This healthy flexitarian butternut squash, chicken and cashews recipe serves 2, and is ready in 45 minutes or so.
- 1 tablespoon of olive oil
- 2 skinless and boneless chicken breasts, cut into bite-sized pieces
- 1 large butternut squash, peeled and diced
- 1 cup of carrots, peeled and diced
- 1 large onion, peeled and chopped
- 1 garlic clove, peeled and crushed
- 1 ½ cups of water
- ½ tablespoon of fresh thyme (the leaves only), or a sprinkle of dried thyme
- ½ cup of cashews, chopped
- Salt and pepper
Heat the oil in a skillet over a medium-high heat, and cook stirring often the chicken for about 2 minutes.
Add the butternut squash, onion, carrot and garlic, and cook 5 minutes more stirring well for all the vegetables to catch the oil.
Add the water and thyme.
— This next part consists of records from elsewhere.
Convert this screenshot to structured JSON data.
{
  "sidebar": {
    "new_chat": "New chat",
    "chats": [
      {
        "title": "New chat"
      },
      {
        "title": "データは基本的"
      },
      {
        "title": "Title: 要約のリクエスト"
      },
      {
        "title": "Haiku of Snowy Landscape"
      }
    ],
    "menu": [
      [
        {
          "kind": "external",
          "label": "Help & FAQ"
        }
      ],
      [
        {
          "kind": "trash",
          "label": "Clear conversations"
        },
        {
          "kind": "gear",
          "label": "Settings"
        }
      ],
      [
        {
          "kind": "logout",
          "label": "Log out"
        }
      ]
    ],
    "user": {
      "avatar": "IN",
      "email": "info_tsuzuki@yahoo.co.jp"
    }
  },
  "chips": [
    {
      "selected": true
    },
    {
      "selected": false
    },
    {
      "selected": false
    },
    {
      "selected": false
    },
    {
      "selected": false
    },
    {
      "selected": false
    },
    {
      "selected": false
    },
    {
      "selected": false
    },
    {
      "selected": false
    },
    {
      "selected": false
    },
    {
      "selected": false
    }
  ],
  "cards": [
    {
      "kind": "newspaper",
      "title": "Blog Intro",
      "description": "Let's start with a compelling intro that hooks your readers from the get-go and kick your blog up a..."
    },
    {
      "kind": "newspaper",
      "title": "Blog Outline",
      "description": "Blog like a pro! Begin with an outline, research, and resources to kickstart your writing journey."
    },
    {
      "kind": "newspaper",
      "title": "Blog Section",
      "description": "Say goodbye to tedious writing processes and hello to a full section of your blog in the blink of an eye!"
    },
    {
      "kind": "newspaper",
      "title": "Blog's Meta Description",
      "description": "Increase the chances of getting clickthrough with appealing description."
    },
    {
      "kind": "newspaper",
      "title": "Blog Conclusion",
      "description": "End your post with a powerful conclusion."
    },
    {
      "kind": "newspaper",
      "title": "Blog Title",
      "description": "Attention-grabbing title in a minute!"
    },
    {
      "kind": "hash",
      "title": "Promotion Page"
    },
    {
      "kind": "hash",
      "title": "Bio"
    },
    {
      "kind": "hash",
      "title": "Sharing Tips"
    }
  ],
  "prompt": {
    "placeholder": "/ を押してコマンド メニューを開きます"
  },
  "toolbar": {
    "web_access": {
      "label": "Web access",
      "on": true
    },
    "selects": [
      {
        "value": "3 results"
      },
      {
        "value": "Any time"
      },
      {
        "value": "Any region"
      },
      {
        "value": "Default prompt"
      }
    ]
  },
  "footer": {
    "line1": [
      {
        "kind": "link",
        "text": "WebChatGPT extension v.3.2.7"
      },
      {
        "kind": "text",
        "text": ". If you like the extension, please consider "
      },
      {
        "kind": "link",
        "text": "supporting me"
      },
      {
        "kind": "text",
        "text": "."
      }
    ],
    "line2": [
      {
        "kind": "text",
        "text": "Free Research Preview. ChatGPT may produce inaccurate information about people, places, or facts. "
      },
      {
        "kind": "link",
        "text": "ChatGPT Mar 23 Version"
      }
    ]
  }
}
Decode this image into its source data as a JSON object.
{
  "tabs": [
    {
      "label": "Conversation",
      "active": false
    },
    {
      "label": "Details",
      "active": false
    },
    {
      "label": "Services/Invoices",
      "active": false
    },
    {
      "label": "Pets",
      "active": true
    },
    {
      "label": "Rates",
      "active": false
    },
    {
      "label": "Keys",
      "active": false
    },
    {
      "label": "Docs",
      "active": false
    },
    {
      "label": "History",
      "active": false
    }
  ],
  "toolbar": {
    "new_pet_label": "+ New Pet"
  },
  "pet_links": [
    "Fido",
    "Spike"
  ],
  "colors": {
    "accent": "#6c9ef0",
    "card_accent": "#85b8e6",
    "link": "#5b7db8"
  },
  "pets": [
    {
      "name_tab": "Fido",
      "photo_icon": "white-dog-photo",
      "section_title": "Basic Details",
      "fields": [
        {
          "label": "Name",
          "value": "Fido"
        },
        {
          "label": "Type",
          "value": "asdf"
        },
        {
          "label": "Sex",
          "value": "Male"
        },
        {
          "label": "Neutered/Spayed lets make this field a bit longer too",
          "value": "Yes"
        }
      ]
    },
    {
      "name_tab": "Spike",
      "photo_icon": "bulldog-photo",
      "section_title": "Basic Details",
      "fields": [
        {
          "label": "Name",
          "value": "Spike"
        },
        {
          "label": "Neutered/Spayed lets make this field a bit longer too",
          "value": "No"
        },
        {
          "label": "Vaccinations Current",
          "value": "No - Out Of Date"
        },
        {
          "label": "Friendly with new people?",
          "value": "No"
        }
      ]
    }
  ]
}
Bring to a boil, turn down the heat and simmer covered for about 10 minutes or until the butternut squash softens.
Add the cashews. Season with salt and pepper to taste, and simmer for another 5 minutes. And serve!
I adapted this recipe from Abel & Cole’s “Gardener’s chicken with pumpkin and walnuts” published in their 2008 cookbook.